McKee spits on this legacy by naming a trifling, three bed facility across the street from the imperialist NGA facility after this hospital. This has aroused the ire of Black Saint Louis, who remember the real institution and correctly recognize this as a skinny bone thrown to the masses by a man who is responsible for the displacement of thousands and the depletion of the city’s housing stock for his own profit. McKee and his company, Northside Regeneration, which can more accurately be called Northside Degeneration, have essentially stolen hundreds of houses from the toiling people of the Northside, most notably conspiring to bring the imperialist National Geospatial-Intelligence Agency down upon the masses with a huge facility currently under construction. McKee still owns 200 acres around this facility, or 1,600 properties. McKee promised development of properties to house the people, meanwhile, his properties crumble and rot, destroying the property of elders who worked to purchase and maintain their homes and which have served as family homes for generations. This legacy of sacrifice and struggle means nothing to McKee. He also attracted the ire of other bourgeois within the city government by inflating his property values to swindle the state out of several tens of millions of dollars in tax credits. Properties which could be serving the people as collective housing, community owned cooperatives, and other things for their well being instead sit in the hands of this settler who has no roots nor stake in the community. Now, he demonstrates his typical settler hatred of the masses by insulting the memory of one of Black STL’s strongest and most beloved historical figures by naming a three bed facility across the street from a growing imperialist monster after him, trafficking in the people’s history of struggle for his own ends.

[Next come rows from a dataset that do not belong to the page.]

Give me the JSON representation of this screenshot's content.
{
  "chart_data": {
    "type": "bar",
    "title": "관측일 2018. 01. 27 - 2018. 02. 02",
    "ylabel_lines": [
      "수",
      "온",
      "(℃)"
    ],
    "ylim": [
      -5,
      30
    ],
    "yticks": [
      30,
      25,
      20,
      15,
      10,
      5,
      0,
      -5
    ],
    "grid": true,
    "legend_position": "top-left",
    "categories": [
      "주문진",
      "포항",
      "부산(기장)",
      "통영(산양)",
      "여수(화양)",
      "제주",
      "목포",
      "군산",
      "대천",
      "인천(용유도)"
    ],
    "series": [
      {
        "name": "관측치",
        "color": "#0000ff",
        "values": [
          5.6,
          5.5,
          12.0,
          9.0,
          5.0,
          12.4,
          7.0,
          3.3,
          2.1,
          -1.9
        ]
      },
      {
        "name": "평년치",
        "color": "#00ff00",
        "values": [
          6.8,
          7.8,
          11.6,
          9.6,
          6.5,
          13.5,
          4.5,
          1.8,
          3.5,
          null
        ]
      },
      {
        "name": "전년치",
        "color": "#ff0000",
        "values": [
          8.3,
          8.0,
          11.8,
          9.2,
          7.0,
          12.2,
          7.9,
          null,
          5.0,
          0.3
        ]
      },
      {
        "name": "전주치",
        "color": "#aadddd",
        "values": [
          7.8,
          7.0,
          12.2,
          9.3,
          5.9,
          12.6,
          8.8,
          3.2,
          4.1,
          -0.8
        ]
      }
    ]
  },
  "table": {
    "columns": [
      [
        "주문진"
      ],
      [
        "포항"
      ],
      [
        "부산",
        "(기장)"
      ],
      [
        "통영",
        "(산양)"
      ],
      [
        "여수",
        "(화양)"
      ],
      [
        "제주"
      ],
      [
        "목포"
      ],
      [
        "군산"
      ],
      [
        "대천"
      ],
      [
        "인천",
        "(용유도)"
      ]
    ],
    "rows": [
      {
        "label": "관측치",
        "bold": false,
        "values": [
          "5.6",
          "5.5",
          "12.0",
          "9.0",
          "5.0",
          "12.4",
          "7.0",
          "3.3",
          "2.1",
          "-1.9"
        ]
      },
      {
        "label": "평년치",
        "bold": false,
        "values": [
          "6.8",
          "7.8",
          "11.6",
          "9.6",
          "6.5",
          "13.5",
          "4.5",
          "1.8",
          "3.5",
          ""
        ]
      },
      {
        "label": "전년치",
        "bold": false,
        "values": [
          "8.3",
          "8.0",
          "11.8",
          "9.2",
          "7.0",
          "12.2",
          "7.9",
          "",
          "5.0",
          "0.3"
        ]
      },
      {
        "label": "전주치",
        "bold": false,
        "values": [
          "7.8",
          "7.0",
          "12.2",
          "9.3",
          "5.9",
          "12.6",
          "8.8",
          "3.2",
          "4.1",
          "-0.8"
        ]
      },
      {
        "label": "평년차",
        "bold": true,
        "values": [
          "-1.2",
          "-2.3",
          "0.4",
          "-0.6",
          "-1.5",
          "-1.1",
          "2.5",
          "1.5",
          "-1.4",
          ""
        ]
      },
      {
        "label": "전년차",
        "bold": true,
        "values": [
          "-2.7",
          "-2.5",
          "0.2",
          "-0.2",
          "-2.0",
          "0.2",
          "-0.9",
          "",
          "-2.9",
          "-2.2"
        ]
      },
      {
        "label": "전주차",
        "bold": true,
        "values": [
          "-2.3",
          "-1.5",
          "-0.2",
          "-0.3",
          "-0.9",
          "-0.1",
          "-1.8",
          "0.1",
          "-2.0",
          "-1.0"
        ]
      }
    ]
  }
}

The people have not sat idle while this happens, they have been attending meetings and demanding this facility wear a different name. McKee, typically, has been unresponsive in person, refusing to meet the people face to face and instead issuing a statement full of lies and arrogance, claiming that he plans to expand the hospital to 100 beds and, while respecting the people and their history, says “We have no intentions to re-examine the naming of this hospital.” He behaves like an old slavemaster, and North Saint Louis is his plantation, where the Black people who have bled to make this area their own over 100 years must accept his trifling handouts while he does his best to make conditions suitable for gentrification. Only with the development of revolutionary, militant mass organizations to defend the people’s interests can McKee be made to answer for his long list of crimes against the people.